Riassunto Capitolo XIV de “I Promessi Sposi”
Il Capitolo 14 si apre con la folla che comincia a diradarsi e Renzo che si aggrega ad un gruppo di persone prendendo parola ed esprimendo le sue idee contro i signori prepotenti, che fanno bricconerie e non vengono puniti, perché le “gride” ci sono, ma i furfanti grossi godono l’impunità. Finisce col proporre di andare col popolo il giorno seguente da Antonio Ferrer, per informarlo che le gride non vengono applicate altro che contro la povera gente. La proposta viene applaudita e si decide di ritrovarsi il giorno dopo in piazza del Duomo.
Renzo sente un gran bisogno di mangiare e di riposarsi, perché ormai era troppo tardi per recarsi al convento dei cappuccini e chiede chi può indicargli un’osteria; uno di quelli che lo avevano ascoltato, una spia della polizia (Ambrogio Fusella), si propone di accompagnarlo, con l’idea di condurlo verso la prigione, ma Renzo alla prima insegna si vuol fermare: entrando così all’Osteria della Luna Piena.

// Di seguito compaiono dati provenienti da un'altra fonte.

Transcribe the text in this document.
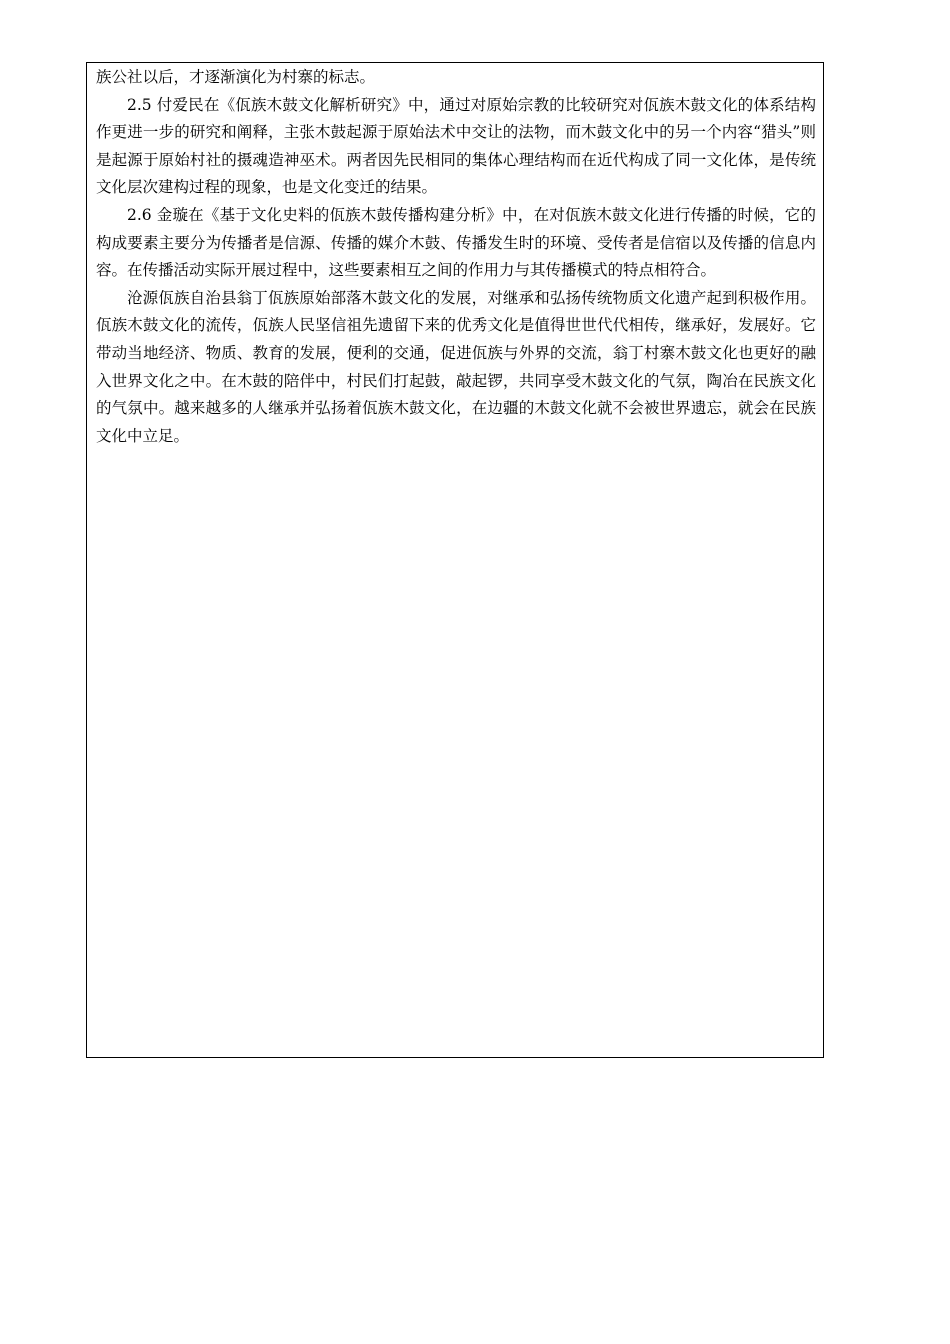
族公社以后，才逐渐演化为村寨的标志。

2.5 付爱民在《佤族木鼓文化解析研究》中，通过对原始宗教的比较研究对佤族木鼓文化的体系结构作更进一步的研究和阐释，主张木鼓起源于原始法术中交让的法物，而木鼓文化中的另一个内容“猎头”则是起源于原始村社的摄魂造神巫术。两者因先民相同的集体心理结构而在近代构成了同一文化体，是传统文化层次建构过程的现象，也是文化变迁的结果。

2.6 金璇在《基于文化史料的佤族木鼓传播构建分析》中，在对佤族木鼓文化进行传播的时候，它的构成要素主要分为传播者是信源、传播的媒介木鼓、传播发生时的环境、受传者是信宿以及传播的信息内容。在传播活动实际开展过程中，这些要素相互之间的作用力与其传播模式的特点相符合。

沧源佤族自治县翁丁佤族原始部落木鼓文化的发展，对继承和弘扬传统物质文化遗产起到积极作用。佤族木鼓文化的流传，佤族人民坚信祖先遗留下来的优秀文化是值得世世代代相传，继承好，发展好。它带动当地经济、物质、教育的发展，便利的交通，促进佤族与外界的交流，翁丁村寨木鼓文化也更好的融入世界文化之中。在木鼓的陪伴中，村民们打起鼓，敲起锣，共同享受木鼓文化的气氛，陶冶在民族文化的气氛中。越来越多的人继承并弘扬着佤族木鼓文化，在边疆的木鼓文化就不会被世界遗忘，就会在民族文化中立足。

Qui Renzo rifiuta di dare le sue generalità all’oste, che aveva riconosciuto quello che lo accompagnava, e, bevendo un bicchiere dopo l’altro, diventa sempre più ciarliero. Il suo accompagnatore, fra molte chiacchiere, riesce finalmente a far dire a Renzo il suo nome e, ottenuto il suo scopo, se ne va.
Il giovane è ormai completamente ubriaco e continua a parlare a parlare diventando lo zimbello dell’osteria, Manzoni fa notare che almeno un po’ di buon senso gli era rimasto poiché non disse mai il nome delle persone alle quali alludeva, soprattutto quello di Lucia.